Möchte man den Bauernstand und die Landwirtschaftsbetriebe erhalten, muss die Landwirtschaft darin unterstützt werden, auf agrarökologische Methoden umzustellen und die Betriebe zukunftsorientiert auszurichten. Dafür braucht es unter anderem Lenkungsmassnahmen, die eine nachhaltige Produktion erleichtern und negative Entwicklungen erschweren; aber auch Anpassungen bei der landwirtschaftlichen Aus- und Weiterbildung sowie bei der Beratung. Zudem ist es wichtig, technische Innovationen zu fördern, wie die Entwicklung und der Einsatz von Pflanzenkohle.
Und wie soll es bei der momentanen Ausgangslage mit dem wissenschaftlichen Bericht weitergehen?

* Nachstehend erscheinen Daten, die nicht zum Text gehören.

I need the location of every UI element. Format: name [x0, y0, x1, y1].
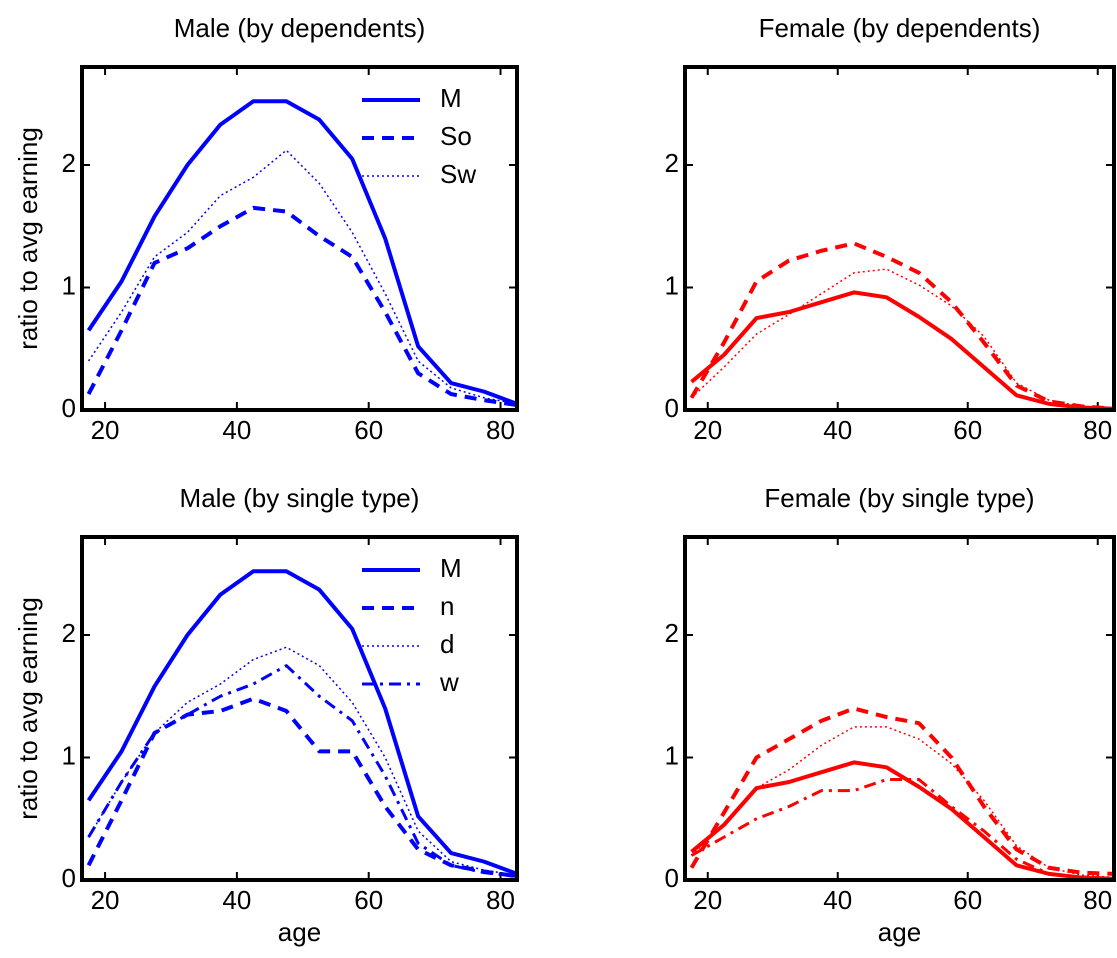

Der Bericht trägt als Anstoss wesentlich zur laufenden Debatte bei. Wir schlagen die Schaffung einer Zukunftskommission Ernährungssystem vor, bei der alle beteiligten Akteure miteinbezogen werden. Daran lässt sich anknüpfen, um die Weichen jetzt anders, also zukunftsorientiert zu stellen. Ich bin überzeugt, dass unsere Anregungen nicht einfach im Sand verlaufen, auch wenn sie nicht eins zu eins umgesetzt werden.